Problem number two: even if everyone was to negotiate purely in terms of rational interest, our interests are not the same. The over-riding goal of German policy for decades has been to hold the EU together, even if that creates other problems. (Exhibit A: Greece.) So there’s at least a chance that the German leadership will genuinely see deterring more departures as more important than mutual prosperity or a good relationship with Britain.

And France, whose presidential candidates are lining up to give Britain a kicking, is mysteriously not mentioned anywhere in either of Daniel’s columns, presumably because doing so would undermine his argument.

So – the list of priorities Hannan describes may look rational from a British perspective. Unfortunately, though, the people on the other side of the negotiating table won’t have a British perspective.

Problem number three is this line from the Con Home piece:

“Might it truly be more interested in deterring states from leaving than in promoting the welfare of its peoples? If so, there surely can be no further doubt that we were right to opt out.”

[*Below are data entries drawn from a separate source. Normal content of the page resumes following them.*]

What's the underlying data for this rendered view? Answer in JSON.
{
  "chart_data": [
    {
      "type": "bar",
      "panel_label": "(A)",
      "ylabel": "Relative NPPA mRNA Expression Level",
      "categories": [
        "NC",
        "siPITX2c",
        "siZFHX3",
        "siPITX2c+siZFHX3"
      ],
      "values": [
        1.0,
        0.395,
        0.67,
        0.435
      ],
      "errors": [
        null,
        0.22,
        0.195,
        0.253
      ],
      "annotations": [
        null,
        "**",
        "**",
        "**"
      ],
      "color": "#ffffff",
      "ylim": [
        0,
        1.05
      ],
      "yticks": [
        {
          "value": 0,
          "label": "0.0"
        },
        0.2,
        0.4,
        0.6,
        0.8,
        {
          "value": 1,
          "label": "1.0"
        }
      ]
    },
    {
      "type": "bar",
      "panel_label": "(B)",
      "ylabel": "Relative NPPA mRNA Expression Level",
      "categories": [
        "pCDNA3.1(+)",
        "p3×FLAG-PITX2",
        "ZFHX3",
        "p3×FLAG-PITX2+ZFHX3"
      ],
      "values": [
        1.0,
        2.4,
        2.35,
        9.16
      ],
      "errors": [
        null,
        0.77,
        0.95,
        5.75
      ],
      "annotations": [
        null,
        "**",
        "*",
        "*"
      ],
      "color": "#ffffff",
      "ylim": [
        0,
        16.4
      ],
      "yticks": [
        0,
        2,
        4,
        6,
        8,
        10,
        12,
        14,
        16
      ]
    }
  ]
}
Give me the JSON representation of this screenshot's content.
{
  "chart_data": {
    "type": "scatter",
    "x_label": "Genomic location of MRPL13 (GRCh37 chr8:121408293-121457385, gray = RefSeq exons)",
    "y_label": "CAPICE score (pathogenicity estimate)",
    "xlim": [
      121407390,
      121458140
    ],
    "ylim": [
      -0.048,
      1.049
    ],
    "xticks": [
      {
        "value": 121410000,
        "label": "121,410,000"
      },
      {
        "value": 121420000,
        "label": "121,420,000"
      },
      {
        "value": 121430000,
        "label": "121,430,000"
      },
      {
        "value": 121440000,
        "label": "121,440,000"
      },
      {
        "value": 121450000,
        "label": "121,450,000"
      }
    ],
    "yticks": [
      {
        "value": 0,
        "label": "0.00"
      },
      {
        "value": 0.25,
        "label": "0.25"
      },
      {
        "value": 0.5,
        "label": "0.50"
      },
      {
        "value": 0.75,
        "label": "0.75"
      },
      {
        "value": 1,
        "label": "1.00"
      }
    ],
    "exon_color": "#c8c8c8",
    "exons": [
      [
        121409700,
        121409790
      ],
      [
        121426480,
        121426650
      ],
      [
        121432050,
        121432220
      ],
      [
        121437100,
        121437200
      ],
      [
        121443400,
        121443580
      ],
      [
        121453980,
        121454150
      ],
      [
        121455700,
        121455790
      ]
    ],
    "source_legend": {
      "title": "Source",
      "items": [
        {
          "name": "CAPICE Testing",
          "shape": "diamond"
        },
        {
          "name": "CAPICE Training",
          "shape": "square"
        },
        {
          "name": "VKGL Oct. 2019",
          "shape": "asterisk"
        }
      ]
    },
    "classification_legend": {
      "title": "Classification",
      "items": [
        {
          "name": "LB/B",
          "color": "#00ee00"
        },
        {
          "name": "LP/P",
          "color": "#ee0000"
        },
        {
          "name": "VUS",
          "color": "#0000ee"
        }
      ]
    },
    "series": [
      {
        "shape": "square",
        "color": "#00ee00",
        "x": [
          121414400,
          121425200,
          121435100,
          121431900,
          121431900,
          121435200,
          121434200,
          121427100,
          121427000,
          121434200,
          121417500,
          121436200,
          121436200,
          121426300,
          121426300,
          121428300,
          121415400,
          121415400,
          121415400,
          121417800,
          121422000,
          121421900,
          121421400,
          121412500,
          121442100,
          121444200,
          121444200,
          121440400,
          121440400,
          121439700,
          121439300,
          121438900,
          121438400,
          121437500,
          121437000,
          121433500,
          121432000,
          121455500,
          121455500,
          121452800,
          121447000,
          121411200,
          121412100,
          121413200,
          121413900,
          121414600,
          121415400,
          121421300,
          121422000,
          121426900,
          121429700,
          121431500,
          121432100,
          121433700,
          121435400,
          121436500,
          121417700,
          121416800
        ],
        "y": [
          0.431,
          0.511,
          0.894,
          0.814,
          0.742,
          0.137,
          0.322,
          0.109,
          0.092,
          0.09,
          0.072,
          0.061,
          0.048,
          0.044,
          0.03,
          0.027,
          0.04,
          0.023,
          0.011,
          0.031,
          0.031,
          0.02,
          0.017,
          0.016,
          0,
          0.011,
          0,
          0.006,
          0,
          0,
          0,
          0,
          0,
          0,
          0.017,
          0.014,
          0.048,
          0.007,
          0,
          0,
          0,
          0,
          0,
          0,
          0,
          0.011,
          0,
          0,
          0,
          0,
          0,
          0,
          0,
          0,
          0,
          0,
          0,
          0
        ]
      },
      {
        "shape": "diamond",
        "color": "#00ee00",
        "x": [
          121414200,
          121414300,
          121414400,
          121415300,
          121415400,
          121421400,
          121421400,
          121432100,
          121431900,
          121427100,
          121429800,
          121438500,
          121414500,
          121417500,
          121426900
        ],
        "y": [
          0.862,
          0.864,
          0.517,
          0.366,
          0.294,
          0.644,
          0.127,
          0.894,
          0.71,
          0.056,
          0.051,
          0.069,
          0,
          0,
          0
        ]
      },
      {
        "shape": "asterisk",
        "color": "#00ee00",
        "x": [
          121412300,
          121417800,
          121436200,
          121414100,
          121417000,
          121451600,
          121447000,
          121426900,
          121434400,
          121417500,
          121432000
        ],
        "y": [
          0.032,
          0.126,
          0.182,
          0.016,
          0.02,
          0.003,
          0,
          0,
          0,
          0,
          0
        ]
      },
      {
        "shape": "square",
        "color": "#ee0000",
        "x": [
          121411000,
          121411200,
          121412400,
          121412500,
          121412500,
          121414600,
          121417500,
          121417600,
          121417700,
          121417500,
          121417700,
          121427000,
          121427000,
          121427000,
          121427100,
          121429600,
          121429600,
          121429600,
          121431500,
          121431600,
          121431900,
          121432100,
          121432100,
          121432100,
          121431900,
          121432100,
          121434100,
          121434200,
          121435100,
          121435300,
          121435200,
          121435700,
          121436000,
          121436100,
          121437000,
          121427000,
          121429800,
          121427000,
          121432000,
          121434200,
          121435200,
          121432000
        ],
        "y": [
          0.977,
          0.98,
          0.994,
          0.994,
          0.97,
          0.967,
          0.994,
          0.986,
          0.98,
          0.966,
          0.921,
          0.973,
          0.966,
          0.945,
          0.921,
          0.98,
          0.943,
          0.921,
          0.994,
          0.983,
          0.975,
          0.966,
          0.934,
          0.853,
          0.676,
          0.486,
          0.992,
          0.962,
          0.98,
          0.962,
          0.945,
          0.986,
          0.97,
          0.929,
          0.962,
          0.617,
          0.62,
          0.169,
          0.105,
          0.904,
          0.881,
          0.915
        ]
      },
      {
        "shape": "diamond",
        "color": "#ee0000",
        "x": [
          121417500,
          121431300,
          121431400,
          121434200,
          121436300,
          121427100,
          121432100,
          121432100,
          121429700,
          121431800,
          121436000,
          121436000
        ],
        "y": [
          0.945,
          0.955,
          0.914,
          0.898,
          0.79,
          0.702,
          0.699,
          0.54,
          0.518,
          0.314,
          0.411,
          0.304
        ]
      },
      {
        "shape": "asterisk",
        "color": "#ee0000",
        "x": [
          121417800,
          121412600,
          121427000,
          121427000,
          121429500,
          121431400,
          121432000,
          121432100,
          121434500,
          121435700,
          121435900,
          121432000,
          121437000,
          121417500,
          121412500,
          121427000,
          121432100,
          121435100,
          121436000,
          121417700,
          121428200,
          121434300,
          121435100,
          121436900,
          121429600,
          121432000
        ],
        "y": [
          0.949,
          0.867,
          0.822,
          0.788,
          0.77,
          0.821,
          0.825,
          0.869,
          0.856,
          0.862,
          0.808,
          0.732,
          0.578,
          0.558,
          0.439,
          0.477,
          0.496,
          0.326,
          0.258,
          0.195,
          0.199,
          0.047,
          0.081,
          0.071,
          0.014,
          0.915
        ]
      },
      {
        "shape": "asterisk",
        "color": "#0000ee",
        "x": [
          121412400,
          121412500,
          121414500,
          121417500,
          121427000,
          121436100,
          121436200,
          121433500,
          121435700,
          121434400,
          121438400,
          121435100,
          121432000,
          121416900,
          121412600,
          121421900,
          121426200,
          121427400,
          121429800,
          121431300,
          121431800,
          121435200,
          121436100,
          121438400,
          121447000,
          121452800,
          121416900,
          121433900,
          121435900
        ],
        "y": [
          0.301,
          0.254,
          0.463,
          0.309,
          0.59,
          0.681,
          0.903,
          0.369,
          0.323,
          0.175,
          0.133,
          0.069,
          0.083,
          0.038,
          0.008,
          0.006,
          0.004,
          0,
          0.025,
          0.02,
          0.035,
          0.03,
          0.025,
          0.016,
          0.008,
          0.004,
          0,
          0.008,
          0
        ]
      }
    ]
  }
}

If there any rhetorical technique more skin-crawlingly horrible, than, “Your response to my behaviour justifies my behaviour”?

I could go on, about how there’s no reason to think that Daniel’s relatively gentle vision of Brexit is shared by Nigel Farage, UKIP, or a significant number of those who voted Leave. Or about the polls which show that, far from the EU’s response to the referendum pushing more European nations towards the door, support for the union has actually spiked since the referendum – that Britain has become not a beacon of hope but a cautionary tale.

But I’m running out of words, and there’ll be other chances to explore such things. So instead I’m going to end on this:

Hannan’s argument – that only an irrational Europe would not deliver a good Brexit – is remarkably, parodically self-serving. It allows him to believe that, if Brexit goes horribly wrong, well, it must all be the fault of those inflexible Eurocrats, mustn’t it? It can’t possibly be because Brexit was a bad idea in the first place, or because liberal Leavers used nasty, populist ones to achieve their goals.

Read today, there are elements of Hannan’s columns that are compelling, even persuasive. From the perspective of 2020, I fear, they might simply read like one long explanation of why nothing that has happened since will have been his fault.